2. Description of Prior Art
Many topologies have been proposed and constructed for interconnecting sets of computers as a combined parallel resource available to a single task, or application. Meshes and hypercubes have seen very widespread use as exemplified by the Intel Paragon, the Thinking Machines Connection Machine, the Maspar, and many earlier machines. The simple structure of a ring has been employed in architectures such as the iWarp machine (Intel) and RAP (International Computer Science Institute), for support of at least some of the inter-processor communication. Local area networks (LAN) have also seen applications of ring topologies, e.g. the IBM Token Ring, and the Cambridge Fast Ring (Cambridge University).
More recently, the Scalable Coherent Interface (SCI) employs a ring as a multiprocessor interconnect. U.S. Pat. No. 5,119,481 [Frank, et al, Jun. 2, 1992] describes another ring interconnect, employing point-to-point transfers. Neither of these interconnects, however, support either bidirectional or systolic transfers, two essential components of this disclosure. Nor do these schemes provide a centralized traffic scheduler, pivotal here in achieving systolic data transfers. Finally, neither of these approaches, nor any of those cited above, support the types of systolic data transfers detailed in this disclosure.
While it is clear to parallel computer architects that a ring affords a simple means of interconnecting a potentially large number of processors, the problems of scheduling, contention, and blocking appear to pose serious obstacles to a contemporary ring-based architectures. Without a strategy to deal with these issues, a ring serves principally to translate a common bus into a high-speed pipelined version of the same thing.

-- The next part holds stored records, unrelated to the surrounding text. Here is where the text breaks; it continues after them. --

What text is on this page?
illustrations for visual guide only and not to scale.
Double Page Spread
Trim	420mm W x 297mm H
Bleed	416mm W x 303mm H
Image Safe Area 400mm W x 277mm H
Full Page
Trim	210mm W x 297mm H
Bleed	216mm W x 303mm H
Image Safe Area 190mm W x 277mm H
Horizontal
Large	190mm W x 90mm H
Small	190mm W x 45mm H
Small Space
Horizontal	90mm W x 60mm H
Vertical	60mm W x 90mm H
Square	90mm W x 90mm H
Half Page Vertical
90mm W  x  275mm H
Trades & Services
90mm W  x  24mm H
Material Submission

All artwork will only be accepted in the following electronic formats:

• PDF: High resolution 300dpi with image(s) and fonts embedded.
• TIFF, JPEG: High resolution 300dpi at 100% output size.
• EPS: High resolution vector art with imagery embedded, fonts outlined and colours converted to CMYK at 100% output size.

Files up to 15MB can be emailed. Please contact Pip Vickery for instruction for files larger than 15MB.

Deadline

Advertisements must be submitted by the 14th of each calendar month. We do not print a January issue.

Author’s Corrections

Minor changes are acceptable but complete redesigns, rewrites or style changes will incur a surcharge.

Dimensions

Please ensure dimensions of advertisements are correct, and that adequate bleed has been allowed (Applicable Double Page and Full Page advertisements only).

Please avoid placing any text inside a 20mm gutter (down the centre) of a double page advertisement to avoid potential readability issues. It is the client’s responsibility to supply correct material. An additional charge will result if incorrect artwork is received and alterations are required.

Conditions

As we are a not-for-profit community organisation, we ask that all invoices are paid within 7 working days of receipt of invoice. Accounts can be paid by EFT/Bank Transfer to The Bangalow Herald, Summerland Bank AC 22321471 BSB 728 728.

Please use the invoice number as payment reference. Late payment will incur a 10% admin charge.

Though there are benefits to be had even there, they represent only a fraction of the actual potential.
The invention disclosed herein presents an efficient and novel scheme for achieving a higher degree of ring bandwidth utilization than has hitherto been possible. Within a centrally controlled framework, a versatile combination of statically and dynamically routed data communication is provided. A technique, or strategy, for maximizing network bandwidth is elaborated. These objects are achieved by employing some existing techniques, available in the art, as well as introducing some new ones. The utility of this invention will be demonstrated in several important applications, from the areas of Fourier analysis, partial differential equations, and pattern recognition.